PCB refers to polychlorinated biphenyl, an oily or waxy substance that has been identified as a likely carcinogen by the EPA.
In response, General Thomas Bussiere, commander of Air Force Global Strike Command, has directed "immediate measures to begin the cleanup process for the affected facilities and mitigate exposure by our airmen and Guardians to potentially hazardous conditions".
After a military briefing was obtained by The Associated Press in January showing that at least nine current or former missileers at Malmstrom were diagnosed with non-Hodgkin lymphoma, a rare blood cancer, the Air Force School of Aerospace Medicine launched a study to look at cancers among the entire missile community checking for the possibility of clusters of the disease.
And there could be hundreds more cancers of all types, based on new data from a grassroots group of former missile launch officers and their surviving family members.

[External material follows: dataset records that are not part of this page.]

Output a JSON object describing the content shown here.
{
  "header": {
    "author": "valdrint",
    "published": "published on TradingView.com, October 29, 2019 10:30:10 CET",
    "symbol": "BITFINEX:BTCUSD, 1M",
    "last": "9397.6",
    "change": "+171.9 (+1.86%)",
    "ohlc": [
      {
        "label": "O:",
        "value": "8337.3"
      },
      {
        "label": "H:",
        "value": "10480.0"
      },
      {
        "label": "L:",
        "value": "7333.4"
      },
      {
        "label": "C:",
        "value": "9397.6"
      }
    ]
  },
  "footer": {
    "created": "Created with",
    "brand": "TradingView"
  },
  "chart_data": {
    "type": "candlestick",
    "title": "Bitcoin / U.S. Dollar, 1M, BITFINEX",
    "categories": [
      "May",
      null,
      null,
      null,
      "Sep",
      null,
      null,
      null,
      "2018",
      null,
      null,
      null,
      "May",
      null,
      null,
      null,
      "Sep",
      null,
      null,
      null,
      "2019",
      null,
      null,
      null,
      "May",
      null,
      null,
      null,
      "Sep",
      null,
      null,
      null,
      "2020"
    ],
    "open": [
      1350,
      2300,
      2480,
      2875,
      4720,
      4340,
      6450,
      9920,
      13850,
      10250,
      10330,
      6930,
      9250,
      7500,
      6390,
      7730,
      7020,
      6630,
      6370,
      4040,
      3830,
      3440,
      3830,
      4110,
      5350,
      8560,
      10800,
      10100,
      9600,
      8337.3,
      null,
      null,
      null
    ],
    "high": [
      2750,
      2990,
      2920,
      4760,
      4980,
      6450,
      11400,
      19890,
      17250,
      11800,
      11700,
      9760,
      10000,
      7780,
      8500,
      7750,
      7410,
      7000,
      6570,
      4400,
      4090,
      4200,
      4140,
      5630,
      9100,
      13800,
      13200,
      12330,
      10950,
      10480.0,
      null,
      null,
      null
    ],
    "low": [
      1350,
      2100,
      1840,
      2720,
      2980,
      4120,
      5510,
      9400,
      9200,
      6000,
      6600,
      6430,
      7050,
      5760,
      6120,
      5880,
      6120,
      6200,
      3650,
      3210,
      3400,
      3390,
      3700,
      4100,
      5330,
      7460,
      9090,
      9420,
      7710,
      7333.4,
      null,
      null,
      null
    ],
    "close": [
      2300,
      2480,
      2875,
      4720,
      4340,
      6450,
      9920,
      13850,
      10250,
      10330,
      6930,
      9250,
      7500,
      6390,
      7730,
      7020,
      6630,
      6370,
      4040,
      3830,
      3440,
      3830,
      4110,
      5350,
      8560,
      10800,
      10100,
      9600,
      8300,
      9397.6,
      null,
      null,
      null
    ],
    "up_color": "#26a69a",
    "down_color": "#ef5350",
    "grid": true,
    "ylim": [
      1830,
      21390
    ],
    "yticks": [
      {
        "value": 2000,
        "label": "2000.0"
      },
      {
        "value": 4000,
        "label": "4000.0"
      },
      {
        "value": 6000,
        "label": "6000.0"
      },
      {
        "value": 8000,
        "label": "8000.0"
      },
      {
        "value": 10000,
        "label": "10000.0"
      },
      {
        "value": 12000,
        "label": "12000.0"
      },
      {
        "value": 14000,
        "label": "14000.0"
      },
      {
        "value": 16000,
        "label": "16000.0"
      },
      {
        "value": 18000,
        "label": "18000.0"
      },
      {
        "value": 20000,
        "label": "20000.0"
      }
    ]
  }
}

According to the Torchlight Initiative, at least 268 troops who served at nuclear missile sites, or their surviving family members, have self-reported being diagnosed with cancer, blood diseases or other illnesses over the past several decades.
At least 217 of those reported cases are cancers, and at least 33 of them non-Hodgkin lymphoma.
Cancer cases
What is notable about those reported numbers is that the missileer community is very small. Only a few hundred airmen serve as missileers at each of the country's three silo-launched Minuteman III intercontinental ballistic missile bases any given year.

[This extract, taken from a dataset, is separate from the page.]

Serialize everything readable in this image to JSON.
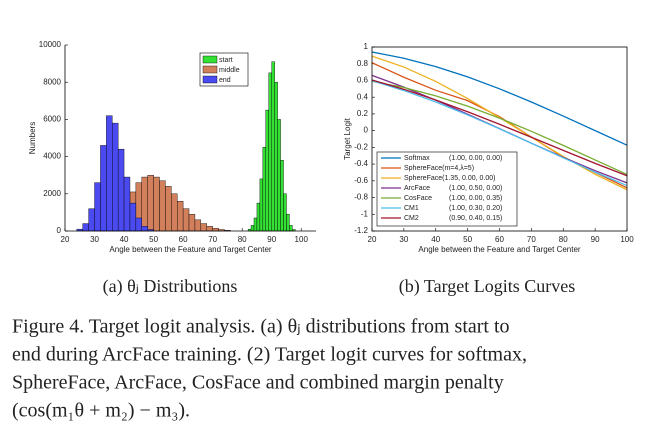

In the US general population there are about 403 new cancer cases reported per 100,000 people each year, according to the Centers for Disease Control and Prevention, and non-Hodgkin lymphoma affects an estimated 19 of every 100,000 people annually, according to the American Cancer Society.
Missileers have raised health concerns multiple times over the years about ventilation, water quality and potential toxins they cannot avoid as they spend 24 to 48 hours on duty underground.
The discovery of PCBs by the air force occurred during site visits by its bio-environmental team from June 22 to June 29, in its ongoing larger investigation into the number of cancers reported among the missile community.